I think it is the amount of data that brings the app (console app) to a standstill rather than the number of threads. (One thread may end up retrieving million rows, in thousands and each thousand is passed to a method and its count is added to dictionary hence can be garbage collected when there is a need for more memory) or is it the way I have implemented Semaphoreslim that is wrong?

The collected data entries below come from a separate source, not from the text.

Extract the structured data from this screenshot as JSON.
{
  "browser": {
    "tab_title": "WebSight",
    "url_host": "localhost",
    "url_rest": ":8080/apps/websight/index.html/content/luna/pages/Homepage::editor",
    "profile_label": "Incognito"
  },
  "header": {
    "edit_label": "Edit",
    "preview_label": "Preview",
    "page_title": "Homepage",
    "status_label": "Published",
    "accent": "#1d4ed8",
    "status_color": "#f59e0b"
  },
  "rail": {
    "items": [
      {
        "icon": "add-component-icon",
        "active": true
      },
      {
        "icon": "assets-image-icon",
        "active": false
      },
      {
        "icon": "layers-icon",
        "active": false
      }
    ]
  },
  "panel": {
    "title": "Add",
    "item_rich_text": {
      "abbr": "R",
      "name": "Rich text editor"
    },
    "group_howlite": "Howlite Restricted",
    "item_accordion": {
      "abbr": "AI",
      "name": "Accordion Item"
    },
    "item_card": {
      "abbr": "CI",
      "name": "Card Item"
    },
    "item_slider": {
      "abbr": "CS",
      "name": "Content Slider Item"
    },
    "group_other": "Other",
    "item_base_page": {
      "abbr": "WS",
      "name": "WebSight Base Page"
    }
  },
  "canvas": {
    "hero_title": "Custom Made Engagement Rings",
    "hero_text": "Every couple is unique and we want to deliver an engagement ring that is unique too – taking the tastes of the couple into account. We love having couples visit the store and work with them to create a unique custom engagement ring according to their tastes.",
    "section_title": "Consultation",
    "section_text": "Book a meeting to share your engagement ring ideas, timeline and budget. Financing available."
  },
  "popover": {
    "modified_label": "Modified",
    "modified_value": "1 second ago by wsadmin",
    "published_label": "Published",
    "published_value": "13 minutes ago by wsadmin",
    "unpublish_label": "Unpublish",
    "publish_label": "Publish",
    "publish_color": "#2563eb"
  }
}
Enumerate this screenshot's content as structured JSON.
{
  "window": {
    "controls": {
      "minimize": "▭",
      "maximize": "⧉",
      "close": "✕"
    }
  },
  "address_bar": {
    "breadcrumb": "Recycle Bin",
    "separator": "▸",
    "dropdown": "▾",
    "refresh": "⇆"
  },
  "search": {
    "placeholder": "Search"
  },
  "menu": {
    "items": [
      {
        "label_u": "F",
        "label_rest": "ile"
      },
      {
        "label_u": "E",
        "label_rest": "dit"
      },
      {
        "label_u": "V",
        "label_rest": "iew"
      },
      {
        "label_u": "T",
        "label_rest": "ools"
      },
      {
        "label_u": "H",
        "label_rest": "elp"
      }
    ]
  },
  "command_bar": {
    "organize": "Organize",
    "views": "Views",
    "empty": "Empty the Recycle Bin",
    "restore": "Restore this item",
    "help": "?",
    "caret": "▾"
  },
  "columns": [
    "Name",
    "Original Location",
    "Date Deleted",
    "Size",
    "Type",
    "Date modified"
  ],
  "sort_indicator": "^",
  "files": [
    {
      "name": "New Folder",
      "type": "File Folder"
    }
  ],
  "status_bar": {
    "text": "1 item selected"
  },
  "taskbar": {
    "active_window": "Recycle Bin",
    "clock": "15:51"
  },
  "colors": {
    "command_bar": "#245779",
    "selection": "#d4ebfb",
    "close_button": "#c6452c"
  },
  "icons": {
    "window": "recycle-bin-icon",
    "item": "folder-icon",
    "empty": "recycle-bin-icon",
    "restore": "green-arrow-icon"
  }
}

public async Task CalculateMetricsForAllTablesAsync()
{
    var allWizardTableNamesTask = GetAllWizardTableNamesAsync();
    var allTablesNamesWithLastRunTimeTask = GetAllTableNamesWithLastRunTimeAsync();

    await Task.WhenAll(allWizardTableNamesTask, allTablesNamesWithLastRunTimeTask).ConfigureAwait(false);

    var allWizardTableNames = allWizardTableNamesTask.Result;
    var allTablesNamesWithLastRunTime = allTablesNamesWithLastRunTimeTask.Result;

    var throttler = new SemaphoreSlim(10);
    var concurrentTableProcessingTasks = new ConcurrentStack<Task>();

    foreach (var tname in allWizardTableNames)
    {
        await throttler.WaitAsync();
        try
        {
           concurrentTableProcessingTasks.Push(ProcessTableDataAsync(tname, getTableNameWithLastRunTime(tname)));
        }
        finally
        {
            throttler.Release();
         }
     }

     await Task.WhenAll(concurrentTableProcessingTasks).ConfigureAwait(false);

}

private async Task ProcessTableDataAsync(string tableName, Tuple<string, string> matchingTable)
{
    var tableDataRetrieved = new TaskCompletionSource<bool>();
    var metricCountsForEachDay = new ConcurrentDictionary<string, Tuple<int, int>>();

    _fromATS.GetTableDataAsync<DynamicTableEntity>(tableName, GetFilter(matchingTable))
        .Subscribe(entities => ProcessWizardDataChunk(metricCountsForEachDay, entities), () => tableDataRetrieved.TrySetResult(true));

    await tableDataRetrieved.Task;
    await SaveMetricDataAsync(tableName, metricCountsForEachDay).ConfigureAwait(false);
}

Solution

  • Since your async is wrapping Rx, I'd recommend throttling at the async level. You can do this by defining a SemaphoreSlim and wrapping your method logic within a WaitAsync/Release.

    Alternatively, consider TPL Dataflow. Dataflow has built-in options for throttling (MaxDegreeOfParallelism), and also interoperates naturally with async and Rx.